Manfaatkan Potensi Alam, Pertamina Tingkatkan Produksi Bioenergi
PT Pertamina mengembangkan bioenergi untuk mempercepat transisi energi. Strategi bisnis rendah karbon ini diwujudkan melalui produksi biodiesel, bioetanol, bahan bakar penerbangan berkelanjutan atau sustainable aviation fuel (SAF), serta biometana.
Di sela Konferensi Tingkat Tinggi Perubahan Iklim PBB 2023 atau Conference of the Parties (COP) 28 di Uni Emirat Arab, Senior Vice President Research and Technology Innovation Pertamina Oki Muraza menceritakan inovasi yang dilakukan perseroan dalam memproduksi sumber energi alternatif.
Ia memaparkan, Pertamina mendukung kebijakan pemerintah untuk mencampur bahan bakar nabati berbasis minyak kelapa sawit dengan BBM diesel. Tahun ini, Pertamina telah memasarkan B35 sebagai produk biodiesel ramah lingkungan.
Namun, di satu sisi hal dapat ini membuat kebutuhan fatty acid methyl esters (FAME) yang menjadi bahan campuran biodiesel meningkat.
“Sehingga, kami mengembangkan minyak nabati terhidrogenasi atau HVO sebagai solusi meningkatkan campuran biodiesel,” jelas Oki dalam diskusi bertajuk “Bioenergy Innovations: Robust Solutions for Sustainable Energy” di Paviliun Indonesia di Dubai, ditulis Jumat (8/12).
Oki menyebutkan, terdapat 13 juta kiloliter (kL) bahan bakar diesel yang digantikan oleh HVO. Hal ini akan mengurangi emisi hingga 28 juta ton CO2eq per tahunnya. Untuk mendorong pengembangan biodiesel, Pertamina mengoperasikan Unit Kilang II Dumai, Unit Kilang III Plaju, dan Unit Kilang IV Cilacap.
Selanjutnya, Pertamina juga mengembangkan bioetanol. Pemakaian bioetanol akan membantu Indonesia mengurangi impor bahan bakar minyak.

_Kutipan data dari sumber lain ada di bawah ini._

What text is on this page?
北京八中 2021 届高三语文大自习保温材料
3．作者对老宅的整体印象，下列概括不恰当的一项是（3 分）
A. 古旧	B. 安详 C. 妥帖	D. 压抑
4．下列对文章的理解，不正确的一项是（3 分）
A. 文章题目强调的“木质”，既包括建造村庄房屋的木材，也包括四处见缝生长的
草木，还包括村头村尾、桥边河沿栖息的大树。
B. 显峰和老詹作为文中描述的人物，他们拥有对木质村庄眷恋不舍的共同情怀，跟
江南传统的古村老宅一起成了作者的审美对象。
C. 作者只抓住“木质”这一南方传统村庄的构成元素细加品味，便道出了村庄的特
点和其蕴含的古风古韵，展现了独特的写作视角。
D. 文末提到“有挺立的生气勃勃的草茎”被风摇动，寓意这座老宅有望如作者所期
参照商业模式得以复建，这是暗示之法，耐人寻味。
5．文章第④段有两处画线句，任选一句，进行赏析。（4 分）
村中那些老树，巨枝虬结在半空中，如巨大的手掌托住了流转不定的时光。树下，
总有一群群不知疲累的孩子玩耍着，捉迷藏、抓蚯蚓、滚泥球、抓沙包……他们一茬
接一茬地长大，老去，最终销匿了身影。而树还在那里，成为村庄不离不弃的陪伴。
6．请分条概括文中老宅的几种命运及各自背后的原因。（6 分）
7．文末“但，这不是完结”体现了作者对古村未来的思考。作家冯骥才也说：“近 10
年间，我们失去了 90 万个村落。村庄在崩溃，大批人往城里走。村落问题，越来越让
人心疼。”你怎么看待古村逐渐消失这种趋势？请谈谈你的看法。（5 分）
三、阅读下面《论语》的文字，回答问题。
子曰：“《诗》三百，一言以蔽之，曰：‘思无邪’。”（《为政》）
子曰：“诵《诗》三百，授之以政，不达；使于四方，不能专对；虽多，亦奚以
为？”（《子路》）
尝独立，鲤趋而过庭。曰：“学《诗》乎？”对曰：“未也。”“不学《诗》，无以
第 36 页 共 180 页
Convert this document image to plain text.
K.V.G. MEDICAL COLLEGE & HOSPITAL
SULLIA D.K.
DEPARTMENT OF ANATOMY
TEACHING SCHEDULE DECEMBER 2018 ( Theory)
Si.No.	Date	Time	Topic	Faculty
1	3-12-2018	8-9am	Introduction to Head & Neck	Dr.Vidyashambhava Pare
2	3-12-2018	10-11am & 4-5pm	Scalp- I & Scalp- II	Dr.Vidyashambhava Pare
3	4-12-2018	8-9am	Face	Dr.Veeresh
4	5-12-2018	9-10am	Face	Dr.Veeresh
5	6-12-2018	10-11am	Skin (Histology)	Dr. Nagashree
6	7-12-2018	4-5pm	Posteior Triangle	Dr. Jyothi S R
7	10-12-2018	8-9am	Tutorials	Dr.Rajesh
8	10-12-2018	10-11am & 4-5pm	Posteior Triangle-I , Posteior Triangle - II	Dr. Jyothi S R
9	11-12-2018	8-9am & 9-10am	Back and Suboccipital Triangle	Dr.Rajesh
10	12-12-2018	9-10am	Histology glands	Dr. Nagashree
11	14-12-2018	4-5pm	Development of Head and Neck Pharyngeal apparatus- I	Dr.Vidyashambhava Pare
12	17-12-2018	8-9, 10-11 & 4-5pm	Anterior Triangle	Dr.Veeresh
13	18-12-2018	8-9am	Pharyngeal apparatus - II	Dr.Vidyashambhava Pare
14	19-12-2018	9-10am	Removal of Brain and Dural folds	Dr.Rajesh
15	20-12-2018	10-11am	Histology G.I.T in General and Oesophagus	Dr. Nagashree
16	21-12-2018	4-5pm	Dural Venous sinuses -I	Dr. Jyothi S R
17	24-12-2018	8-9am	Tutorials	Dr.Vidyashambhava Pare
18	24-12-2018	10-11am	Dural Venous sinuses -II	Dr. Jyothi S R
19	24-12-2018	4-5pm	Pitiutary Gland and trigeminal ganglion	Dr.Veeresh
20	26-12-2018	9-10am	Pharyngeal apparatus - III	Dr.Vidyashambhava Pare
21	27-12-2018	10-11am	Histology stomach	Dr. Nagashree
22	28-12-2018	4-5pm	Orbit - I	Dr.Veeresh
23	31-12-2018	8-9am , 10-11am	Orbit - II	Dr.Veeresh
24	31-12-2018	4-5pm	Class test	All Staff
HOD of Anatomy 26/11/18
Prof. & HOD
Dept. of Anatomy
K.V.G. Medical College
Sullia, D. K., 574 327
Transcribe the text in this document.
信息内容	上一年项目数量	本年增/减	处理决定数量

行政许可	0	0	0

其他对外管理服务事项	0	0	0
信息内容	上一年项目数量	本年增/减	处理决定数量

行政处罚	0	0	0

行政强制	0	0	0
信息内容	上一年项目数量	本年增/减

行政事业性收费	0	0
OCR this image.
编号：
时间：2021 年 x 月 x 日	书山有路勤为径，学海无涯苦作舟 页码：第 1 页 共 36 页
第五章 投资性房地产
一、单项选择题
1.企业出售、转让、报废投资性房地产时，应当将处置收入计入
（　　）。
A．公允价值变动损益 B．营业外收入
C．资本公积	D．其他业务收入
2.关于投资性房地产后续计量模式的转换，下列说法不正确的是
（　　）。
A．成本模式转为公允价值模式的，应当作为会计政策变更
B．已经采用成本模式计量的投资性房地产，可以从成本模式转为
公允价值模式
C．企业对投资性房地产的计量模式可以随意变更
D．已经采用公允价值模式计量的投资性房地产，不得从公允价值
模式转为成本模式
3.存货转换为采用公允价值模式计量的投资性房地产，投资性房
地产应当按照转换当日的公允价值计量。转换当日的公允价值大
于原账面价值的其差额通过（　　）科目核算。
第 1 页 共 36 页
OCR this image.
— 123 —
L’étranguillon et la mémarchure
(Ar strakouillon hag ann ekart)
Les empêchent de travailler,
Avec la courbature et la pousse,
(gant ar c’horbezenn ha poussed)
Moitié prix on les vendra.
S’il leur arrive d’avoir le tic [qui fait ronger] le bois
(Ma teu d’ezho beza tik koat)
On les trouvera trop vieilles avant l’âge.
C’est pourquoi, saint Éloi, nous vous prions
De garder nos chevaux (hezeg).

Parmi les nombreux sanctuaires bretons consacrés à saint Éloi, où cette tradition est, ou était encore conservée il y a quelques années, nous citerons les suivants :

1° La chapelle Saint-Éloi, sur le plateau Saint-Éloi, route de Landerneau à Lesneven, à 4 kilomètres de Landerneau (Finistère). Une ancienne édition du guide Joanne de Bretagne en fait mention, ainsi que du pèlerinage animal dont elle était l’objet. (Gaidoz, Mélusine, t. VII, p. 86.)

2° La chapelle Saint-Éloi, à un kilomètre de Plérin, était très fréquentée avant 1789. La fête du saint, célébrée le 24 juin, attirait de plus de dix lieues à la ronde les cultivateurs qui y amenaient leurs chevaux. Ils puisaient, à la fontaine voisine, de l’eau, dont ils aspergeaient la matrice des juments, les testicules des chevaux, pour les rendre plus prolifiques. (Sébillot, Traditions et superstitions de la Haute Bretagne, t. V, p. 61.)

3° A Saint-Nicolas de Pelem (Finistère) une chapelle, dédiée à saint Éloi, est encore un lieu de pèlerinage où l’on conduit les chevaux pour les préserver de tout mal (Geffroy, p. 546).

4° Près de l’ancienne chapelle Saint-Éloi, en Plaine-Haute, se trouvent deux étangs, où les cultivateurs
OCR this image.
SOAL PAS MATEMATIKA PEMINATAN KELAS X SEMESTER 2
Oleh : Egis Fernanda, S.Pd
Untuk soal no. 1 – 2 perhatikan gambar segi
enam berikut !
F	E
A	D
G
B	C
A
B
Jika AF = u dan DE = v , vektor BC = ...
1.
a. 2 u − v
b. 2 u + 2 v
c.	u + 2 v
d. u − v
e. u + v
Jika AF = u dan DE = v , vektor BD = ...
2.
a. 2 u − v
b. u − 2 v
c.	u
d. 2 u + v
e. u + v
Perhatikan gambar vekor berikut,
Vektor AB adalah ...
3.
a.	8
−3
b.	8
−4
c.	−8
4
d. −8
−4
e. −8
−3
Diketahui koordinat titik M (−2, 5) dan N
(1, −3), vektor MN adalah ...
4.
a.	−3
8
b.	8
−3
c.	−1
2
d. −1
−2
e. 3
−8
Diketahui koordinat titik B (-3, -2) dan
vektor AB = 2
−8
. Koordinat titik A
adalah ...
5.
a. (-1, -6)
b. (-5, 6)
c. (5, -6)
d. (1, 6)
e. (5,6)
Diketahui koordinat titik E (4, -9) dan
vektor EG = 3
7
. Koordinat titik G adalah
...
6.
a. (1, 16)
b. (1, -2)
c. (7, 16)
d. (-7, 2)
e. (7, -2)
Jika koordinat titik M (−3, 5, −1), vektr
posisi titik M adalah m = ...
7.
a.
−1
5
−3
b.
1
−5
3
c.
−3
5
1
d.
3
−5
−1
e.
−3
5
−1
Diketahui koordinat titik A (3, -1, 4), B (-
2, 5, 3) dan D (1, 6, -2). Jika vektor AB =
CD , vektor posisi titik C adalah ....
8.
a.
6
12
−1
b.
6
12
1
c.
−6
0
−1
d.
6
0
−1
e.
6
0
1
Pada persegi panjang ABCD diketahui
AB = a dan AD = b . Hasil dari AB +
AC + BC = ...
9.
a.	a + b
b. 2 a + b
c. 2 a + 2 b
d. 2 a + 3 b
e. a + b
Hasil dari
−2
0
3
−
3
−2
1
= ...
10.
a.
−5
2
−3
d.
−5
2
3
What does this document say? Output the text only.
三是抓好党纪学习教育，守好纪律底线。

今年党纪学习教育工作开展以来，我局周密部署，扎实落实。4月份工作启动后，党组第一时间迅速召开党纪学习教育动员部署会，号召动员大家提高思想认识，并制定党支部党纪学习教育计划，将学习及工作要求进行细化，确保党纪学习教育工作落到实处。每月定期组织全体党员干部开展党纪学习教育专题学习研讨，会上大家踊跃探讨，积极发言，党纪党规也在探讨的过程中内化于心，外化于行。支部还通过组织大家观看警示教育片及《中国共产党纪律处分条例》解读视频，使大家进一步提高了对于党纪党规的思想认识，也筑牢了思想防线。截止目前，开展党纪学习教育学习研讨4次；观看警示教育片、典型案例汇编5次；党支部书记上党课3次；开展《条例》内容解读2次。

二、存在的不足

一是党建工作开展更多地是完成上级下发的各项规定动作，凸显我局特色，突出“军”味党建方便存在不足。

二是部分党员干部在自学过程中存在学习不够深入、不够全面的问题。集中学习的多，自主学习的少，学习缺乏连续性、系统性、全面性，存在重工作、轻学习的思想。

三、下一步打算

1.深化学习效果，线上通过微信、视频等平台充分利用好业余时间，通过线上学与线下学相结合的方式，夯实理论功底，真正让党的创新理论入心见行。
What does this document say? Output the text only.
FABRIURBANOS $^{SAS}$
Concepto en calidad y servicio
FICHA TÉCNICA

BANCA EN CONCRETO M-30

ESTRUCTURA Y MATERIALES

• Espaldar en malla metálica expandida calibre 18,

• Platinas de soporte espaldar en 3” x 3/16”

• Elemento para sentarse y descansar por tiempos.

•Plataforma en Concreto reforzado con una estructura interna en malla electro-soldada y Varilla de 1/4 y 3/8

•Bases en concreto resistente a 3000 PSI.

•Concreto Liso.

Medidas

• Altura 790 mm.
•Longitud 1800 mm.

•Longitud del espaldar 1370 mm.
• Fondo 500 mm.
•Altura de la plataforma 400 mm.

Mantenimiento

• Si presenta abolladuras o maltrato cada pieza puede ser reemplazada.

Bioetanol dapat diolah dari tanaman yang menghasilkan glukosa. Namun, Pertamina tidak hanya menjadikan tebu sebagai bahan utama bioetanol. Tanaman seperti sorgum, nipah, dan beberapa jenis mangrove bisa menjadi bahan bakunya. “Pengembangannya bisa memberikan pemasukan berganda bagi petani,” imbuh Oki.